Research and advisory firm Aite Group is preparing to release a detailed comparison of what it deems the ‘Top 10’ distributed ledger platforms suited for securities settlement.
After eight months of research, including lengthy interviews with each of the platforms included, the report’s author Javier Paz has crafted a side-by-side analysis complete with defining characteristics, ranging from the project’s consensus mechanism to business model.
At the end of the 80-page report, Paz draws a series of conclusions for sectors including regulators and cloud providers.
But, Paz reserves his sternest conclusion for financial technology vendors not yet dealing in distributed ledger, or as he calls it, elsewhere in the report, ‘chaintech’.
“Blockchain hype is high,” he writes. “But the threat to traditional fintech vendors is real.”
Paz continues:
“This is the time for vendors to pivot and decide whether to acquire or develop relevant blockchain technology, years before a vendor’s client feel that a move to blockchain technology is required.”
Path to profit
Platforms selected based on their potential to more quickly and transparently conduct post-trade securities settlement include Axoni, Chain, Digital Asset, Ethereum, Hyperledger, Nasdaq, R3, Setl, Symbiont and tØ.

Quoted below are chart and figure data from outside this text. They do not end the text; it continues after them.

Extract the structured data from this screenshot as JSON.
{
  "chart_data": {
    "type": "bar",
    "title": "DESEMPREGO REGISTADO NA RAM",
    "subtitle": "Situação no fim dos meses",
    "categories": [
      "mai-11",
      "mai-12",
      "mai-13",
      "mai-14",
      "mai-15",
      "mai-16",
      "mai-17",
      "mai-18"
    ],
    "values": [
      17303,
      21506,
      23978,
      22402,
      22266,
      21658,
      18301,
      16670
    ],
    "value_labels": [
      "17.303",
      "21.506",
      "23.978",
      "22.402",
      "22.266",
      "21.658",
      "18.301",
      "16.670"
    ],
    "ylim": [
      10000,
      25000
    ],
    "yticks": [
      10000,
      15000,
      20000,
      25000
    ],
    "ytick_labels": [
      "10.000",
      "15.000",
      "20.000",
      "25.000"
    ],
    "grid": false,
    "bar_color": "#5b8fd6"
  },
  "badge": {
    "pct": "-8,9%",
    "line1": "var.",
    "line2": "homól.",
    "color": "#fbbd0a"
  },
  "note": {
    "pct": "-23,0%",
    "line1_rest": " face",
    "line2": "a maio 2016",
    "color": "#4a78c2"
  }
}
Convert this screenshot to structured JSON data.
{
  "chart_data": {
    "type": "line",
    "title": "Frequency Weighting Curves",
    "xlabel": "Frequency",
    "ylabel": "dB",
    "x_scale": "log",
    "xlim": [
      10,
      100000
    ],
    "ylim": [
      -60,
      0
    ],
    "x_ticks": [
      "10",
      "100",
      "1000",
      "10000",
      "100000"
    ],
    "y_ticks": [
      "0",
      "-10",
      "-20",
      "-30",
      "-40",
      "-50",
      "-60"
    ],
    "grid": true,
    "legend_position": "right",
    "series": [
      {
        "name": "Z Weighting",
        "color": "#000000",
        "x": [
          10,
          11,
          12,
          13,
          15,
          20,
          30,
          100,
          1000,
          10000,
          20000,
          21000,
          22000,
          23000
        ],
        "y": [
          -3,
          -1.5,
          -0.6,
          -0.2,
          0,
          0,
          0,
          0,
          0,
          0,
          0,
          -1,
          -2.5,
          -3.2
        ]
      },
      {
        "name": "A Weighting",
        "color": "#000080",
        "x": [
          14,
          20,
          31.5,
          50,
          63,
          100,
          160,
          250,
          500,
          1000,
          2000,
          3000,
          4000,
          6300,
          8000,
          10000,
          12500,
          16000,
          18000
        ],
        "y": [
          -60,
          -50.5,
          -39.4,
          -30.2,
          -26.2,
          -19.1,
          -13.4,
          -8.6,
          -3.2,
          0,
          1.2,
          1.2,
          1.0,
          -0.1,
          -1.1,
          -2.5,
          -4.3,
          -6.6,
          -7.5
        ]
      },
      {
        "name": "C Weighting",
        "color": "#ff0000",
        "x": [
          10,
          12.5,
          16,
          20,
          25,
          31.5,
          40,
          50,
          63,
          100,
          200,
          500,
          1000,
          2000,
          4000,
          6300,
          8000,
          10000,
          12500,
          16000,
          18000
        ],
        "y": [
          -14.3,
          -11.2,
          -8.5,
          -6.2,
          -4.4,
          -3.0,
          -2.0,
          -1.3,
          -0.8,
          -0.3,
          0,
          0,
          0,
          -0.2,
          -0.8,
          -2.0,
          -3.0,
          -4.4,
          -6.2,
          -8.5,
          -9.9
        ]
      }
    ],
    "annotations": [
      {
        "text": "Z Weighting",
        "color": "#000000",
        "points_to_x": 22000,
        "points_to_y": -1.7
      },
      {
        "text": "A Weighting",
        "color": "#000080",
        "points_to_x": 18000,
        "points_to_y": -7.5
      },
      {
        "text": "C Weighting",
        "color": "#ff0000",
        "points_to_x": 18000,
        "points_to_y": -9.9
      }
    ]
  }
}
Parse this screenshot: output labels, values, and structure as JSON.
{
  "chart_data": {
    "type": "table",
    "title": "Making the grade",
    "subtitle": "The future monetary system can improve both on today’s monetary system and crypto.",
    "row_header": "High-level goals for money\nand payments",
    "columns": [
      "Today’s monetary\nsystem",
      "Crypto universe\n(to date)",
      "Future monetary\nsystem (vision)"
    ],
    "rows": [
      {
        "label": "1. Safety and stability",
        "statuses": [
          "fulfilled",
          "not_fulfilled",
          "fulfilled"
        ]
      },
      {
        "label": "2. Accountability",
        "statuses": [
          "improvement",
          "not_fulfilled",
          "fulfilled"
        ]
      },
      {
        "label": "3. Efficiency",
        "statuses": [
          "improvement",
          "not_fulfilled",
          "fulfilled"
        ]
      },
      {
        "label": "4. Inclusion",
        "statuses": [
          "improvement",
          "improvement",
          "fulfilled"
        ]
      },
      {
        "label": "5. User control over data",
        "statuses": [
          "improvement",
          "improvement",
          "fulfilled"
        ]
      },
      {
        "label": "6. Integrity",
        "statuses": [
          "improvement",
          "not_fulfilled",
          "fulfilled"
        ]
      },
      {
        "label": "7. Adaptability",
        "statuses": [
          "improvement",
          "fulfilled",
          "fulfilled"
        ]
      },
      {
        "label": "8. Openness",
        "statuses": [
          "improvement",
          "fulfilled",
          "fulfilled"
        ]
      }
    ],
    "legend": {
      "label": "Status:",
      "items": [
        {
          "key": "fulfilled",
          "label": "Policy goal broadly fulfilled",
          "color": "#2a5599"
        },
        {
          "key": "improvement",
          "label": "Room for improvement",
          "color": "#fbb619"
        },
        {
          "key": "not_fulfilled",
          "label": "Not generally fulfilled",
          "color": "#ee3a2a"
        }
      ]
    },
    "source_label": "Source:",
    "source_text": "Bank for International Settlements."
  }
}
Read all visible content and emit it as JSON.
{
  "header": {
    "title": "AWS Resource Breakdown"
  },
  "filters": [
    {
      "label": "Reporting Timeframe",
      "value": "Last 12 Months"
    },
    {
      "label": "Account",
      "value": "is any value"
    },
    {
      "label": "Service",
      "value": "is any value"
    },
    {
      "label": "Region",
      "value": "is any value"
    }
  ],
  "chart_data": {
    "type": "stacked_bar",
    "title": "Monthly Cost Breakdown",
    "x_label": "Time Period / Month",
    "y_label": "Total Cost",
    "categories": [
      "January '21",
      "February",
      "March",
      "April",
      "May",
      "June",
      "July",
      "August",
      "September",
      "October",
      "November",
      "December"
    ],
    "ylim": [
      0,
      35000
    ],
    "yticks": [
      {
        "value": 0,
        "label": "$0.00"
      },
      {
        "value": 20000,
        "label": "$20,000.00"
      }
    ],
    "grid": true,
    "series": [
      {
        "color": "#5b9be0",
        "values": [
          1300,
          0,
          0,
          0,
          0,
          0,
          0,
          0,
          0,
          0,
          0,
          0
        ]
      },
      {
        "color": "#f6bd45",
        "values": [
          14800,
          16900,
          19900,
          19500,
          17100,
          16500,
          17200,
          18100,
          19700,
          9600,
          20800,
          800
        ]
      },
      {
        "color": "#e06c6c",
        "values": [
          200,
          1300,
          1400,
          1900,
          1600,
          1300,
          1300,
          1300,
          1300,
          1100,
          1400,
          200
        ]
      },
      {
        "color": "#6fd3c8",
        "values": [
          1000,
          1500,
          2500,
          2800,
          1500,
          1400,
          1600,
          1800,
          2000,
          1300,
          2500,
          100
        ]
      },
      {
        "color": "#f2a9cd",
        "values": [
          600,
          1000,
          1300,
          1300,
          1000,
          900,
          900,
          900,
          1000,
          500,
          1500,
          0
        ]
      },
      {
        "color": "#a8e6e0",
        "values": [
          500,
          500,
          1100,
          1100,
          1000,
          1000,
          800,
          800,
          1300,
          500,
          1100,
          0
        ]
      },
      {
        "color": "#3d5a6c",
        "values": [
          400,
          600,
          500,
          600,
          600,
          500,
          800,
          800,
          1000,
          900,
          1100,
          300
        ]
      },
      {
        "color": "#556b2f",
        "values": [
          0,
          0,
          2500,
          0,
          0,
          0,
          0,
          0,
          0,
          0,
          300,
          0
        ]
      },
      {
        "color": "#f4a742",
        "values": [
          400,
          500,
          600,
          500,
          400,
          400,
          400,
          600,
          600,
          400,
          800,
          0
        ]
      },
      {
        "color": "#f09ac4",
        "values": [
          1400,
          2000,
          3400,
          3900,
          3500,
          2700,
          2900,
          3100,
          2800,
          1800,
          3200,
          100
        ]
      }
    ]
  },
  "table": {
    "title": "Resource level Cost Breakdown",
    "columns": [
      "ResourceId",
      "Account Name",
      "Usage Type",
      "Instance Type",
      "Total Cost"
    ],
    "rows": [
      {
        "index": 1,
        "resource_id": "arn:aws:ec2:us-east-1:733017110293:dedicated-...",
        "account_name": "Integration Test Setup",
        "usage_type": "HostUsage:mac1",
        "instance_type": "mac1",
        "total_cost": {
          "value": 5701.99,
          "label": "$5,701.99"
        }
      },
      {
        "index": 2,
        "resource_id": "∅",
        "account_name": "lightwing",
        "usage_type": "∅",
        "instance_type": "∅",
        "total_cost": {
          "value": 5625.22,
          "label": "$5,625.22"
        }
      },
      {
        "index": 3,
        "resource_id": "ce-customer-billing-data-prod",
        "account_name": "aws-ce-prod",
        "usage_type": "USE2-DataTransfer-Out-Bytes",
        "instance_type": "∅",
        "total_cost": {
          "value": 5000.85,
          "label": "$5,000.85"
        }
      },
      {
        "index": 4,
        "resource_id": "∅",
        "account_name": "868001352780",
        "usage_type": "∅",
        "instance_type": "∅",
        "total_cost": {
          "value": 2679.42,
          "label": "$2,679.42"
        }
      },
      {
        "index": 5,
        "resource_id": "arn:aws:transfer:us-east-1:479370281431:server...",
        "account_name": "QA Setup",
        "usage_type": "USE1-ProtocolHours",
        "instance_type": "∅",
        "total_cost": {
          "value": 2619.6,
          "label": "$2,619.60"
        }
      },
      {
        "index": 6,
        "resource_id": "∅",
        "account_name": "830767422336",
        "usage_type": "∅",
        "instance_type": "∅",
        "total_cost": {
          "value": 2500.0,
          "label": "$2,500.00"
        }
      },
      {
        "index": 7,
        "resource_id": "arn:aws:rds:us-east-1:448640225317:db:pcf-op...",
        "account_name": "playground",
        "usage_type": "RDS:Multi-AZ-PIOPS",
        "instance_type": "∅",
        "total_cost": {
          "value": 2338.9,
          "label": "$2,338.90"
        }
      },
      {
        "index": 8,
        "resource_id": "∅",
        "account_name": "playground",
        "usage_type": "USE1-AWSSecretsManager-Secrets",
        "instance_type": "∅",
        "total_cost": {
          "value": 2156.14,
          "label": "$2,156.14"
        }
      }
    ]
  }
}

The report details how each of the firms earns money, or intends to earn money. Most plan to give away the building blocks of their services for free as part of various open-source licenses.
While giving enterprising companies the ability to build solutions from scratch, the startups will charge licensing fees to use the application layers they themselves have built.
Of the 10 firms, only Hyperledger and the Ethereum Foundation do not provide development teams to potential customers for a fee, instead relying on third-party consulting firms to help potential users build with the code.
But what is not mentioned is the price.
“Buyers and sellers discover the equilibrium price for that new thing after a good deal of haggling and window shopping,” Paz writes. “Similarly, neither chaintech vendors nor their target audience has a perfectly clear sense of what should be the price tag for the new service.”
Tech dive
Another notable side-by-side comparison is the consensus mechanisms employed by each of the groups.
Of the numerous criteria, only Digital Assset, ethereum and Setl are not marked with the category “nodes using confederated consensus”.
“A growing trend, adopted by five chaintech platforms and spearheaded by R3,” writes Paz, “calls for consensus taking place at the transaction level, requiring the consent of at least two counterparty nodes.”
In conversation with CoinDesk, Javier Paz admitted that, in part, the exercise of aggregating so much data was part of his own personal attempt to better understand the technology.
But other than for his own gratification, Paz says the report is aimed at C-suite executives, regulators and platform developers themselves, who he believes might become so focused on their own projects that they lose sight of the competition.
For the report, Paz sifted through oral interviews, written responses, and schematics provided by 30 senior executives from 16 blockchain firms, four financial market utilities and others in search of the comparison points.
He estimates that the methodology could cut down on a reader’s learning curve by between one month and three months.
The full report is due out later this month.